Industry Wonders How Airbag Recall Will Affect Takata

takata airbag recall

Auto industry watchers wonder how the airbag recall will affect Takata, the manufacturer. Honda may also feel sting.

As the airbag recall continues to gain traction, industry insiders are wondering what it will mean for the manufacturer of the system that is central to the whole issue, Takata. Is it also possible that the popular automaker, Honda, will also feel the sting, one way or another?

According to a report on the Reuters news wire, Takata is unlikely to feel any major impact from manufacturers in the short to medium term as it could prove very disruptive and very costly for manufacturers. However, in the longer term, the number two safety equipment maker, Takata, may see an impact to its revenues.

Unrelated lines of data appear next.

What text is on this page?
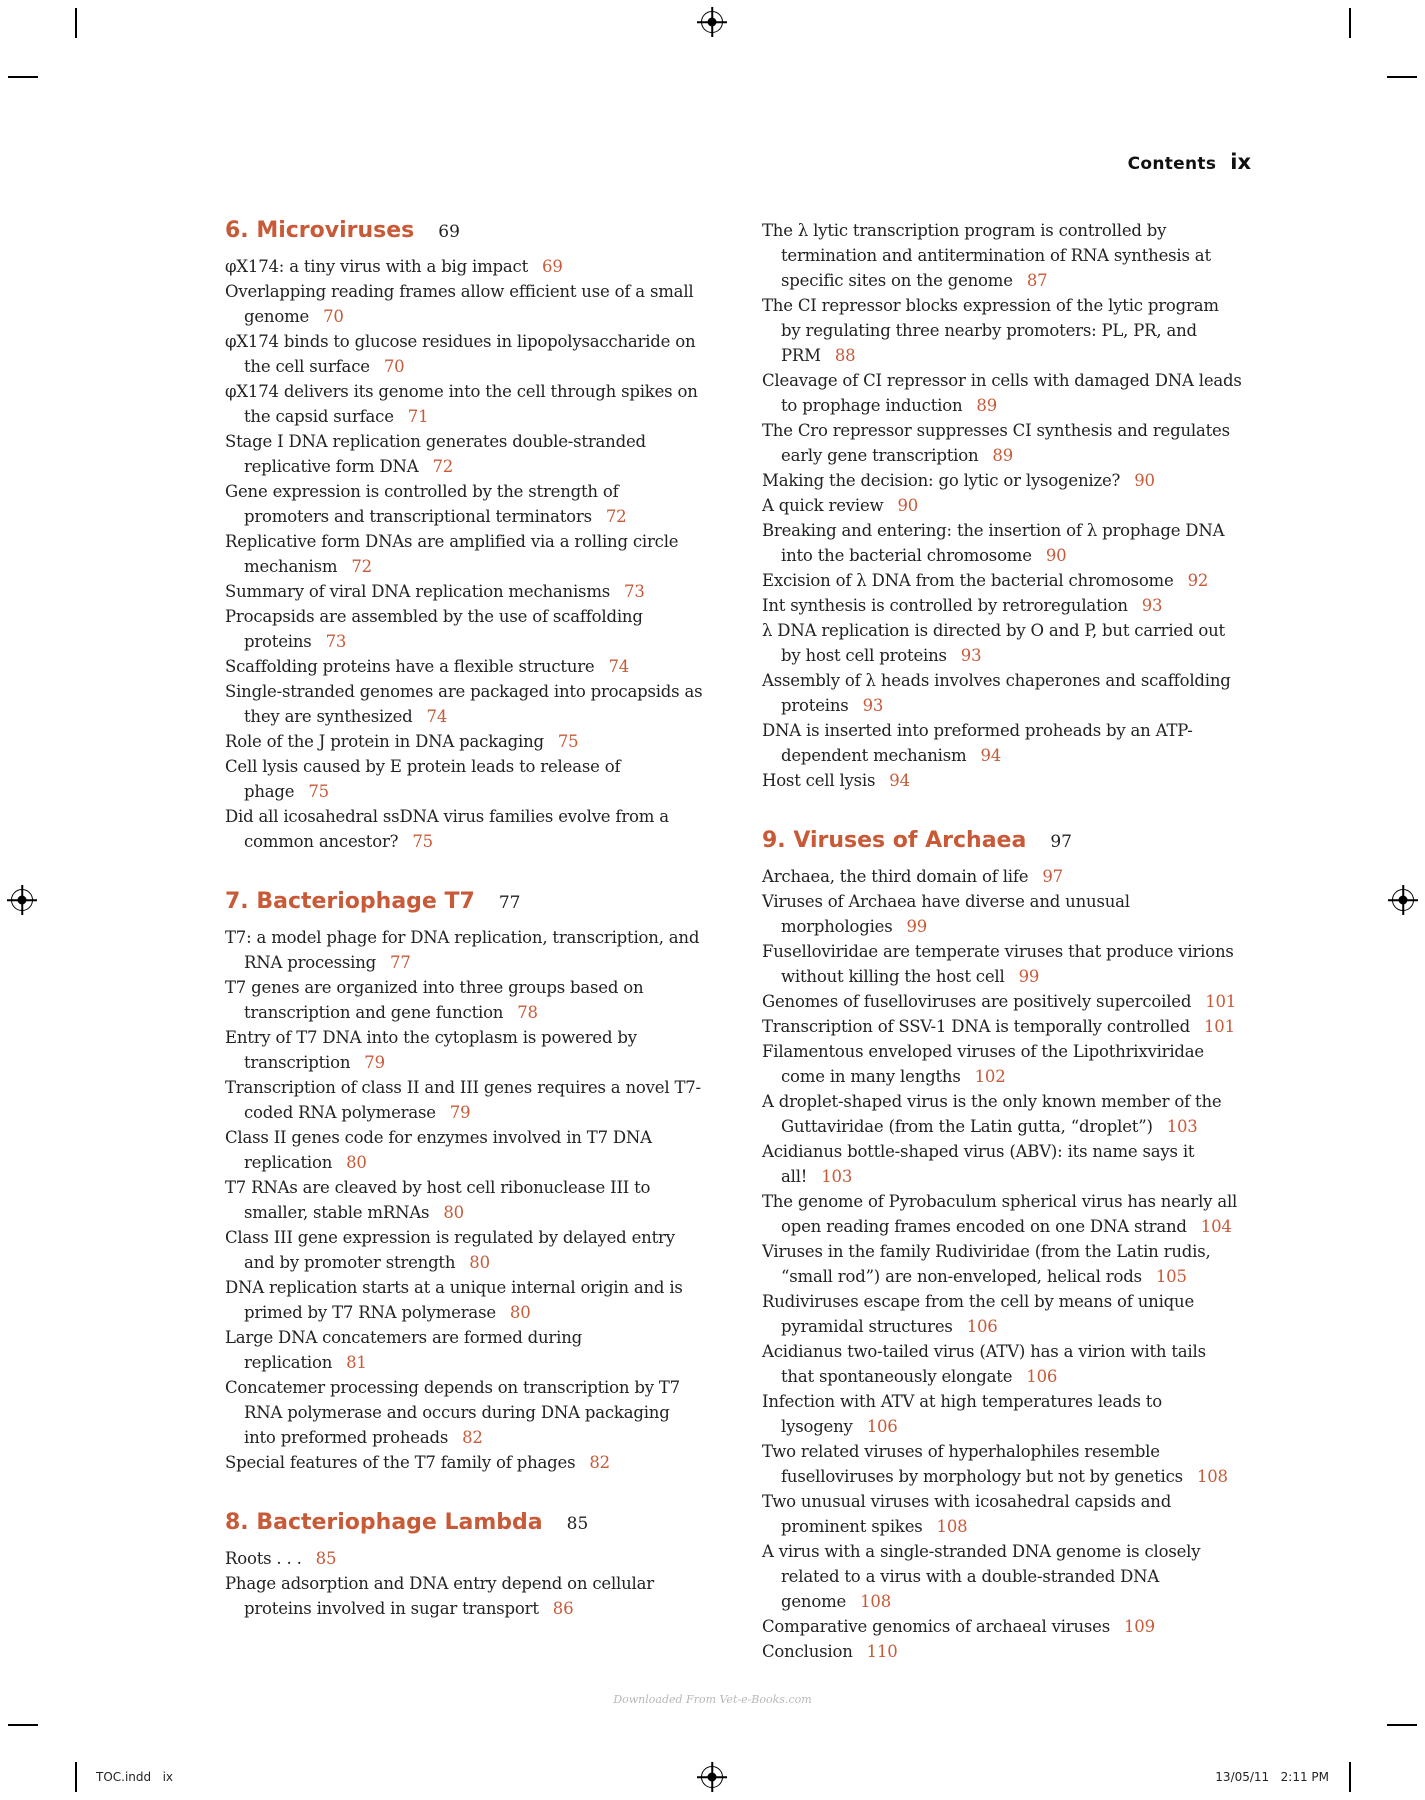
Contents ix
6. Microviruses 69
φX174: a tiny virus with a big impact 69
Overlapping reading frames allow efficient use of a small genome 70
φX174 binds to glucose residues in lipopolysaccharide on the cell surface 70
φX174 delivers its genome into the cell through spikes on the capsid surface 71
Stage I DNA replication generates double-stranded replicative form DNA 72
Gene expression is controlled by the strength of promoters and transcriptional terminators 72
Replicative form DNAs are amplified via a rolling circle mechanism 72
Summary of viral DNA replication mechanisms 73
Procapsids are assembled by the use of scaffolding proteins 73
Scaffolding proteins have a flexible structure 74
Single-stranded genomes are packaged into procapsids as they are synthesized 74
Role of the J protein in DNA packaging 75
Cell lysis caused by E protein leads to release of phage 75
Did all icosahedral ssDNA virus families evolve from a common ancestor? 75
7. Bacteriophage T7 77
T7: a model phage for DNA replication, transcription, and RNA processing 77
T7 genes are organized into three groups based on transcription and gene function 78
Entry of T7 DNA into the cytoplasm is powered by transcription 79
Transcription of class II and III genes requires a novel T7-coded RNA polymerase 79
Class II genes code for enzymes involved in T7 DNA replication 80
T7 RNAs are cleaved by host cell ribonuclease III to smaller, stable mRNAs 80
Class III gene expression is regulated by delayed entry and by promoter strength 80
DNA replication starts at a unique internal origin and is primed by T7 RNA polymerase 80
Large DNA concatemers are formed during replication 81
Concatemer processing depends on transcription by T7 RNA polymerase and occurs during DNA packaging into preformed proheads 82
Special features of the T7 family of phages 82
8. Bacteriophage Lambda 85
Roots . . . 85
Phage adsorption and DNA entry depend on cellular proteins involved in sugar transport 86
The λ lytic transcription program is controlled by termination and antitermination of RNA synthesis at specific sites on the genome 87
The CI repressor blocks expression of the lytic program by regulating three nearby promoters: PL, PR, and PRM 88
Cleavage of CI repressor in cells with damaged DNA leads to prophage induction 89
The Cro repressor suppresses CI synthesis and regulates early gene transcription 89
Making the decision: go lytic or lysogenize? 90
A quick review 90
Breaking and entering: the insertion of λ prophage DNA into the bacterial chromosome 90
Excision of λ DNA from the bacterial chromosome 92
Int synthesis is controlled by retroregulation 93
λ DNA replication is directed by O and P, but carried out by host cell proteins 93
Assembly of λ heads involves chaperones and scaffolding proteins 93
DNA is inserted into preformed proheads by an ATP-dependent mechanism 94
Host cell lysis 94
9. Viruses of Archaea 97
Archaea, the third domain of life 97
Viruses of Archaea have diverse and unusual morphologies 99
Fuselloviridae are temperate viruses that produce virions without killing the host cell 99
Genomes of fuselloviruses are positively supercoiled 101
Transcription of SSV-1 DNA is temporally controlled 101
Filamentous enveloped viruses of the Lipothrixviridae come in many lengths 102
A droplet-shaped virus is the only known member of the Guttaviridae (from the Latin gutta, “droplet”) 103
Acidianus bottle-shaped virus (ABV): its name says it all! 103
The genome of Pyrobaculum spherical virus has nearly all open reading frames encoded on one DNA strand 104
Viruses in the family Rudiviridae (from the Latin rudis, “small rod”) are non-enveloped, helical rods 105
Rudiviruses escape from the cell by means of unique pyramidal structures 106
Acidianus two-tailed virus (ATV) has a virion with tails that spontaneously elongate 106
Infection with ATV at high temperatures leads to lysogeny 106
Two related viruses of hyperhalophiles resemble fuselloviruses by morphology but not by genetics 108
Two unusual viruses with icosahedral capsids and prominent spikes 108
A virus with a single-stranded DNA genome is closely related to a virus with a double-stranded DNA genome 108
Comparative genomics of archaeal viruses 109
Conclusion 110
Downloaded From Vet-e-Books.com
TOC.indd   ix	13/05/11   2:11 PM
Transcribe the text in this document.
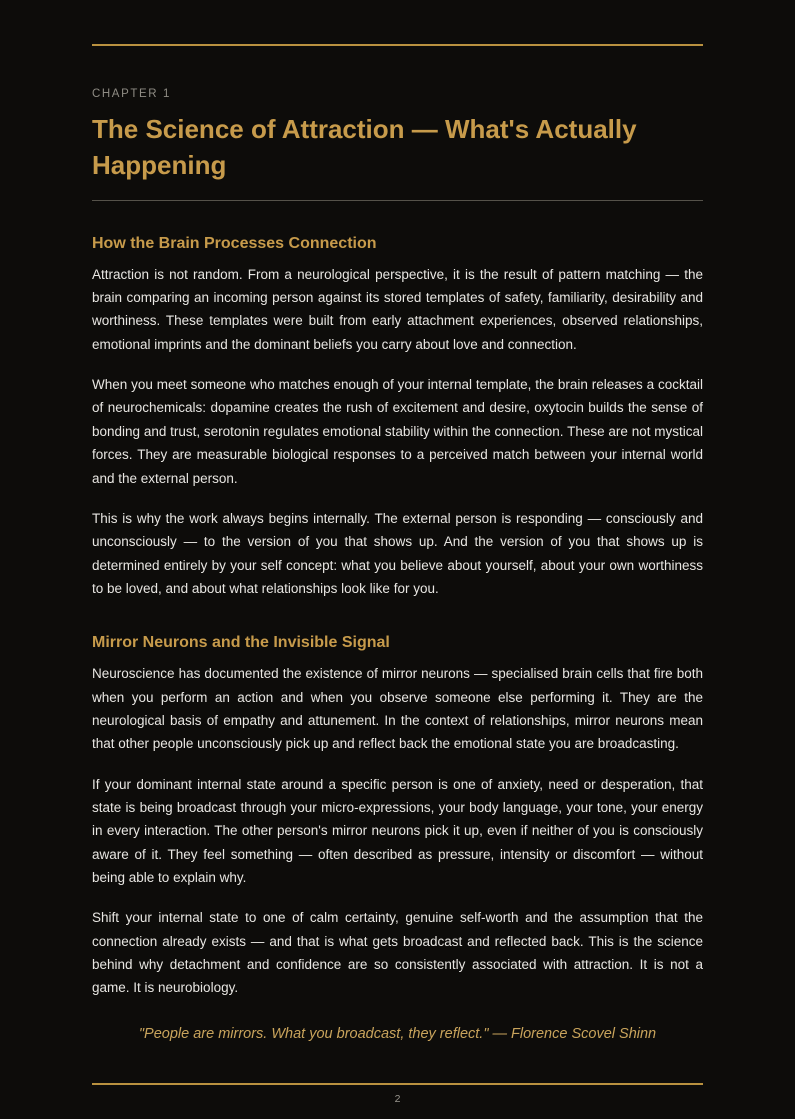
CHAPTER 1
The Science of Attraction — What's Actually Happening
How the Brain Processes Connection

Attraction is not random. From a neurological perspective, it is the result of pattern matching — the brain comparing an incoming person against its stored templates of safety, familiarity, desirability and worthiness. These templates were built from early attachment experiences, observed relationships, emotional imprints and the dominant beliefs you carry about love and connection.

When you meet someone who matches enough of your internal template, the brain releases a cocktail of neurochemicals: dopamine creates the rush of excitement and desire, oxytocin builds the sense of bonding and trust, serotonin regulates emotional stability within the connection. These are not mystical forces. They are measurable biological responses to a perceived match between your internal world and the external person.

This is why the work always begins internally. The external person is responding — consciously and unconsciously — to the version of you that shows up. And the version of you that shows up is determined entirely by your self concept: what you believe about yourself, about your own worthiness to be loved, and about what relationships look like for you.

Mirror Neurons and the Invisible Signal

Neuroscience has documented the existence of mirror neurons — specialised brain cells that fire both when you perform an action and when you observe someone else performing it. They are the neurological basis of empathy and attunement. In the context of relationships, mirror neurons mean that other people unconsciously pick up and reflect back the emotional state you are broadcasting.

If your dominant internal state around a specific person is one of anxiety, need or desperation, that state is being broadcast through your micro-expressions, your body language, your tone, your energy in every interaction. The other person's mirror neurons pick it up, even if neither of you is consciously aware of it. They feel something — often described as pressure, intensity or discomfort — without being able to explain why.

Shift your internal state to one of calm certainty, genuine self-worth and the assumption that the connection already exists — and that is what gets broadcast and reflected back. This is the science behind why detachment and confidence are so consistently associated with attraction. It is not a game. It is neurobiology.

"People are mirrors. What you broadcast, they reflect." — Florence Scovel Shinn
2
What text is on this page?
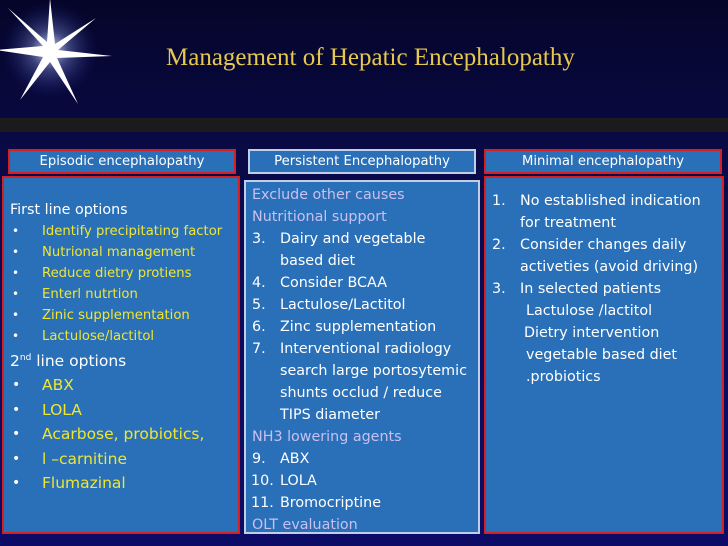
Management of Hepatic Encephalopathy
Episodic encephalopathy	Persistent Encephalopathy	Minimal encephalopathy
First line options
• Identify precipitating factor
• Nutrional management
• Reduce dietry protiens
• Enterl nutrtion
• Zinic supplementation
• Lactulose/lactitol
2nd line options
• ABX
• LOLA
• Acarbose, probiotics,
• l –carnitine
• Flumazinal
Exclude other causes
Nutritional support
3. Dairy and vegetable based diet
4. Consider BCAA
5. Lactulose/Lactitol
6. Zinc supplementation
7. Interventional radiology search large portosytemic shunts occlud / reduce TIPS diameter
NH3 lowering agents
9. ABX
10. LOLA
11. Bromocriptine
OLT evaluation
1. No established indication for treatment
2. Consider changes daily activeties (avoid driving)
3. In selected patients
Lactulose /lactitol
Dietry intervention
vegetable based diet
.probiotics
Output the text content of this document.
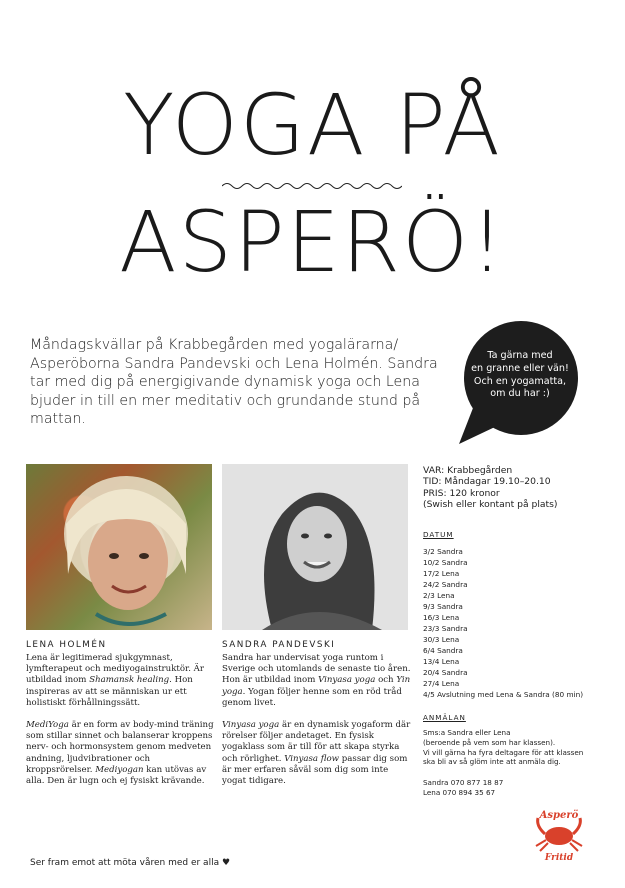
YOGA PÅ
ASPERÖ!

Måndagskvällar på Krabbegården med yogalärarna/ Asperöborna Sandra Pandevski och Lena Holmén. Sandra tar med dig på energigivande dynamisk yoga och Lena bjuder in till en mer meditativ och grundande stund på mattan.

Ta gärna med
en granne eller vän!
Och en yogamatta,
om du har :)
LENA HOLMÉN

Lena är legitimerad sjukgymnast, lymfterapeut och mediyogainstruktör. Är utbildad inom Shamansk healing. Hon inspireras av att se människan ur ett holistiskt förhållningssätt.

MediYoga är en form av body-mind träning som stillar sinnet och balanserar kroppens nerv- och hormonsystem genom medveten andning, ljudvibrationer och kroppsrörelser. Mediyogan kan utövas av alla. Den är lugn och ej fysiskt krävande.

SANDRA PANDEVSKI

Sandra har undervisat yoga runtom i Sverige och utomlands de senaste tio åren. Hon är utbildad inom Vinyasa yoga och Yin yoga. Yogan följer henne som en röd tråd genom livet.

Vinyasa yoga är en dynamisk yogaform där rörelser följer andetaget. En fysisk yogaklass som är till för att skapa styrka och rörlighet. Vinyasa flow passar dig som är mer erfaren såväl som dig som inte yogat tidigare.

VAR: Krabbegården
TID: Måndagar 19.10–20.10
PRIS: 120 kronor
(Swish eller kontant på plats)
DATUM
3/2 Sandra
10/2 Sandra
17/2 Lena
24/2 Sandra
2/3 Lena
9/3 Sandra
16/3 Lena
23/3 Sandra
30/3 Lena
6/4 Sandra
13/4 Lena
20/4 Sandra
27/4 Lena
4/5 Avslutning med Lena & Sandra (80 min)
ANMÄLAN
Sms:a Sandra eller Lena
(beroende på vem som har klassen).
Vi vill gärna ha fyra deltagare för att klassen
ska bli av så glöm inte att anmäla dig.
Sandra 070 877 18 87
Lena 070 894 35 67
Asperö
Fritid
Ser fram emot att möta våren med er alla ♥
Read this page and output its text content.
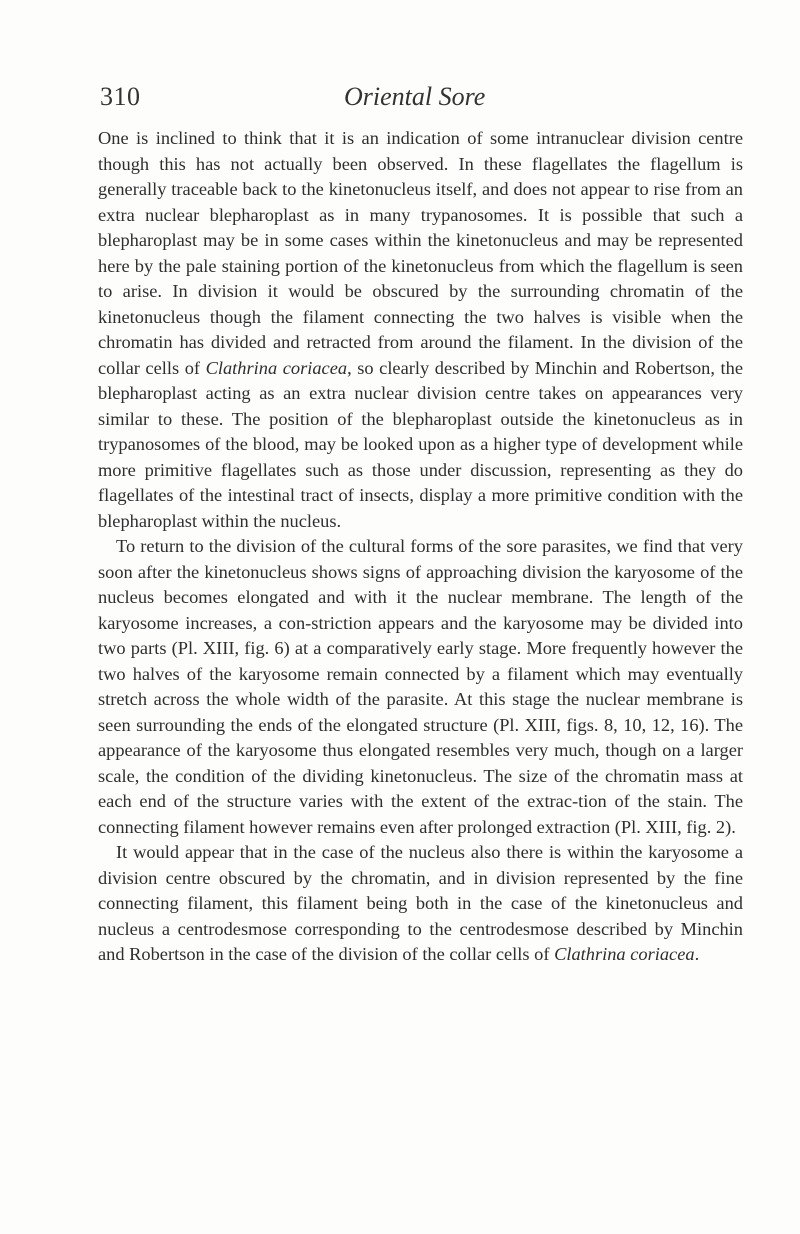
310	Oriental Sore

One is inclined to think that it is an indication of some intranuclear division centre though this has not actually been observed. In these flagellates the flagellum is generally traceable back to the kinetonucleus itself, and does not appear to rise from an extra nuclear blepharoplast as in many trypanosomes. It is possible that such a blepharoplast may be in some cases within the kinetonucleus and may be represented here by the pale staining portion of the kinetonucleus from which the flagellum is seen to arise. In division it would be obscured by the surrounding chromatin of the kinetonucleus though the filament connecting the two halves is visible when the chromatin has divided and retracted from around the filament. In the division of the collar cells of Clathrina coriacea, so clearly described by Minchin and Robertson, the blepharoplast acting as an extra nuclear division centre takes on appearances very similar to these. The position of the blepharoplast outside the kinetonucleus as in trypanosomes of the blood, may be looked upon as a higher type of development while more primitive flagellates such as those under discussion, representing as they do flagellates of the intestinal tract of insects, display a more primitive condition with the blepharoplast within the nucleus.

To return to the division of the cultural forms of the sore parasites, we find that very soon after the kinetonucleus shows signs of approaching division the karyosome of the nucleus becomes elongated and with it the nuclear membrane. The length of the karyosome increases, a con-striction appears and the karyosome may be divided into two parts (Pl. XIII, fig. 6) at a comparatively early stage. More frequently however the two halves of the karyosome remain connected by a filament which may eventually stretch across the whole width of the parasite. At this stage the nuclear membrane is seen surrounding the ends of the elongated structure (Pl. XIII, figs. 8, 10, 12, 16). The appearance of the karyosome thus elongated resembles very much, though on a larger scale, the condition of the dividing kinetonucleus. The size of the chromatin mass at each end of the structure varies with the extent of the extrac-tion of the stain. The connecting filament however remains even after prolonged extraction (Pl. XIII, fig. 2).

It would appear that in the case of the nucleus also there is within the karyosome a division centre obscured by the chromatin, and in division represented by the fine connecting filament, this filament being both in the case of the kinetonucleus and nucleus a centrodesmose corresponding to the centrodesmose described by Minchin and Robertson in the case of the division of the collar cells of Clathrina coriacea.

The Reuters report noted that while some business has quietly moved to other manufacturers, the industry doesn’t have the capacity now to allow changes. However, as models change over the next several years, the industry’s loyalty to Takata, based in Tokyo, is likely to be tested.

“Takata is not going away,” says Scott Upham, a former executive at Takata and at TRW Automotive Holdings. Upham, now president of Valient Market Research, noted that “In traditional Japanese fashion they are going to take their lumps, be contrite and quiet about it.” Over time, Takata will likely try to make it up to Honda, a major customer, and other manufacturers.

For more than a decade, Honda has sourced most of its airbags through Takata. Indeed, since 2008 16 million vehicles have been recalled due to defective Takata airbags. The bulk of those cars were made by Honda. One wonders, though, if that reliance of Takata airbags will have an impact on Honda sales in the long term.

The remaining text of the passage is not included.